China's latest outbreak of H5N1 avian influenza, which killed 545 ducks and chickens in the central province of Hunan, has been stamped out, the Ministry of Agriculture said yesterday.
Zhang Zhengwang, professor at Beijing Normal University's College of Life Science, said yesterday that it was suspected to have been caught from wild birds in contact with domestic stocks in the provinces' two largest freshwater lakes, Poyang Lake and Dongting Lake.
The contagion, the third in China reported to the World Organisation for Animal Health (OIE) this week, was first detected among 13 household farms in Wantang Village, Shebu Town of Xiangtan County, the county veterinary bureau said.
The National Avian Influenza Reference Laboratory identified the infection as the H5N1 strain on Tuesday and the result was sent to the OIE.

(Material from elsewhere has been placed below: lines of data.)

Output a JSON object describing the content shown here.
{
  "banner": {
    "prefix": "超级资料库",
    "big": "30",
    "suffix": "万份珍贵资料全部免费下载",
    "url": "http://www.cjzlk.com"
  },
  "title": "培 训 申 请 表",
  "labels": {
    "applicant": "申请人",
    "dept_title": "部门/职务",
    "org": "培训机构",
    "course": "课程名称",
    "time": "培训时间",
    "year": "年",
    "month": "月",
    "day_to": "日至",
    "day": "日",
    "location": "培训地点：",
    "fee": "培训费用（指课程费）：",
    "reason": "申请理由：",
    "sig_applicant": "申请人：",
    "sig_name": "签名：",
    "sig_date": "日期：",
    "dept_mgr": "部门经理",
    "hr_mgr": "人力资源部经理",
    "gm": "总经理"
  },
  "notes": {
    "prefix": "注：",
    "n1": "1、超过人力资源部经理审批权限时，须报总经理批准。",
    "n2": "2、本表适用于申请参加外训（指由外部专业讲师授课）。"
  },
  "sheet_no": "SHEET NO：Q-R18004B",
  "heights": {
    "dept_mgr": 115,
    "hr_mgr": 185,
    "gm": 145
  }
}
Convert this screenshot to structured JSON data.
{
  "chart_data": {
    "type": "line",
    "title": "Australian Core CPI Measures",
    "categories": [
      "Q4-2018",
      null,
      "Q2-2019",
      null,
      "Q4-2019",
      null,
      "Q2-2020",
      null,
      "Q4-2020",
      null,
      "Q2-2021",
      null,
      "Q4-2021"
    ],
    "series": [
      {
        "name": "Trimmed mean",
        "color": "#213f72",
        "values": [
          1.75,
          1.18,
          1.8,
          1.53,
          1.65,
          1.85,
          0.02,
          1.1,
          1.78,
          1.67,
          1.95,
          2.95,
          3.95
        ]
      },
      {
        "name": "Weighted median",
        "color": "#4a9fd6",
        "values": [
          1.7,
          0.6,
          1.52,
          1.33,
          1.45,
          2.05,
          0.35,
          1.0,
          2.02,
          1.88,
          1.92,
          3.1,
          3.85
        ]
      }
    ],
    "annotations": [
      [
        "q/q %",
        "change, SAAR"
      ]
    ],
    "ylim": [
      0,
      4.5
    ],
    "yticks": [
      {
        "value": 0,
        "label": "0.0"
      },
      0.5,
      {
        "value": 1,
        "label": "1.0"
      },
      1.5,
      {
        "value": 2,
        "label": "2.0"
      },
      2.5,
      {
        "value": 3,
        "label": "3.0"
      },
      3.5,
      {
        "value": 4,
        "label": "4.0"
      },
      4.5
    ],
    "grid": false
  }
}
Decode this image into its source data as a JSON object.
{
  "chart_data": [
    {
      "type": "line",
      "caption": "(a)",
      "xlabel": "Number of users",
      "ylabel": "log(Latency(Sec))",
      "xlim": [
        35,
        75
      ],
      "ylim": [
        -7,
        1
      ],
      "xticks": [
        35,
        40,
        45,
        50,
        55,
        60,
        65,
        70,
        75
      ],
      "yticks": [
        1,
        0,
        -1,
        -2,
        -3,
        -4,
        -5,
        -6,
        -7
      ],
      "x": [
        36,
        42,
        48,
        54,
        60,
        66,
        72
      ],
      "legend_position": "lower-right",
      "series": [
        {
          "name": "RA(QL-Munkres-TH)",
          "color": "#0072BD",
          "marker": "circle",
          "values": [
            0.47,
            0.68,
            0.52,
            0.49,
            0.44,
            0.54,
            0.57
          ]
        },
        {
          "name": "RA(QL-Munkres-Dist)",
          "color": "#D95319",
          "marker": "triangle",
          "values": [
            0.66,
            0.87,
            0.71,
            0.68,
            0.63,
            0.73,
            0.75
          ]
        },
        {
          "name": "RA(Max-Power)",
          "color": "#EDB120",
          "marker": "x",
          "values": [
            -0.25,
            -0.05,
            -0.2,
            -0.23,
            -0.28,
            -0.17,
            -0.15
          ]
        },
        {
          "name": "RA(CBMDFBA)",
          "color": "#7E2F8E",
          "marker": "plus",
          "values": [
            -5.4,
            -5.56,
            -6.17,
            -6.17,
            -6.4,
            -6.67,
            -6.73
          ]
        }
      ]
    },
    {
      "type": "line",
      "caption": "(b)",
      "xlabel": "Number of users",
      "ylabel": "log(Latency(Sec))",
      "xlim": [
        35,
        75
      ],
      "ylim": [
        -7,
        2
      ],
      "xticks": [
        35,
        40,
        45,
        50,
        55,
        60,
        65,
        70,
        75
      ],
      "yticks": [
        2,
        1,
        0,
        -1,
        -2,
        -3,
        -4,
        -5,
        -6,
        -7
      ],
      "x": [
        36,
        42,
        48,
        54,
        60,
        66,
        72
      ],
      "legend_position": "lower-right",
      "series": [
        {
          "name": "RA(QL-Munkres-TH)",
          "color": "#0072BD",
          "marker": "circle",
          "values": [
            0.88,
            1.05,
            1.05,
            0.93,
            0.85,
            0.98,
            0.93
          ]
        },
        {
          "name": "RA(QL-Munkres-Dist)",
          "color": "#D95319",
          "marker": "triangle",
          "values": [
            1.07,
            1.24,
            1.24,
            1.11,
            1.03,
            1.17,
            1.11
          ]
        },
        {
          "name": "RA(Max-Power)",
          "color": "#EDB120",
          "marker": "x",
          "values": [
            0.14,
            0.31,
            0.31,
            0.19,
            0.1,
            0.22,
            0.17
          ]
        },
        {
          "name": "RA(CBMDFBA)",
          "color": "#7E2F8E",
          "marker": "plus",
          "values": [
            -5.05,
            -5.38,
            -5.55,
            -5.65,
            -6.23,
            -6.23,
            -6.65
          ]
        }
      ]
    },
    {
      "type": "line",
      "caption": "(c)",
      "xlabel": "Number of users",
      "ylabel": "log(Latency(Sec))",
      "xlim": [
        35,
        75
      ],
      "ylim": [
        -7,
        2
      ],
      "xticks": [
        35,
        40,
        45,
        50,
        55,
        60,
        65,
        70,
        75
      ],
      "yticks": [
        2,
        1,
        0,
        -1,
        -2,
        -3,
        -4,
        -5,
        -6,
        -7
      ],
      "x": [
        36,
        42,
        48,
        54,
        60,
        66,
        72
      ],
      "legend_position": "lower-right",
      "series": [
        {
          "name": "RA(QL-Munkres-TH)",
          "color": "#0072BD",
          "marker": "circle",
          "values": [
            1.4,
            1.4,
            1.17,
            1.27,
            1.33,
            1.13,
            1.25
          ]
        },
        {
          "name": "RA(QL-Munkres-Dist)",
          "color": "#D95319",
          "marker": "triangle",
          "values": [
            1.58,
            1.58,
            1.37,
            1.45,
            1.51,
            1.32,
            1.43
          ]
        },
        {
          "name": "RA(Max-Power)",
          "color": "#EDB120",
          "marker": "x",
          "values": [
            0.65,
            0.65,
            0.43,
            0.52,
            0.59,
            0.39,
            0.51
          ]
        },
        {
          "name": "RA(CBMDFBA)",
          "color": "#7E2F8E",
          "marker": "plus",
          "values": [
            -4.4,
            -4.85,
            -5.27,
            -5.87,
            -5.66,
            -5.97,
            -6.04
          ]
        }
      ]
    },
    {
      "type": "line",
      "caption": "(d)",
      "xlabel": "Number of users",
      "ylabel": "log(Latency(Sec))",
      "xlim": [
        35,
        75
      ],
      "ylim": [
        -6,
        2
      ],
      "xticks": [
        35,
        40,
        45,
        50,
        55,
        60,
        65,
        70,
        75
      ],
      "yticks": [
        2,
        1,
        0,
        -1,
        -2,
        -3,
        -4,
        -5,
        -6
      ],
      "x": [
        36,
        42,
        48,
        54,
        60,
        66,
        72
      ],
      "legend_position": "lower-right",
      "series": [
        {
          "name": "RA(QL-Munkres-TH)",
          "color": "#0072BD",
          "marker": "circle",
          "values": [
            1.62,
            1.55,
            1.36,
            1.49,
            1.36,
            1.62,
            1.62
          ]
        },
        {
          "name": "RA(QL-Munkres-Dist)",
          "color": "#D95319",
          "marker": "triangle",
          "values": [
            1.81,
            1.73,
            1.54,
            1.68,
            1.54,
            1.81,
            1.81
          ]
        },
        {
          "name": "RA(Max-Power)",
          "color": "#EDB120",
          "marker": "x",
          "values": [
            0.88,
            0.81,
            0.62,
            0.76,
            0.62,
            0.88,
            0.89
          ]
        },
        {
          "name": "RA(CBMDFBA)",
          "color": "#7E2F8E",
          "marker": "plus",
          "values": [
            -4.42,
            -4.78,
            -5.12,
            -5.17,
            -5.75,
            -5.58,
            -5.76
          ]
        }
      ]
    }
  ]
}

"Immediately after the epidemic broke out, Xiangtan County initiated contingency schemes, culling 2,487 domestic birds within a 3-kilometre radius and vaccinating 43,750 others in the vicinity," the veterinary bureau said in a statement.
They also implemented control measures including quarantine and disinfection of infected farms, according to the ministry's report to the OIE.
The ministry said it sent a working group to Xiangtan upon receiving a report of a suspect case from the local government, to guide prevention and control efforts.
"No new outbreak site has been found in the province," the ministry said in a statement yesterday.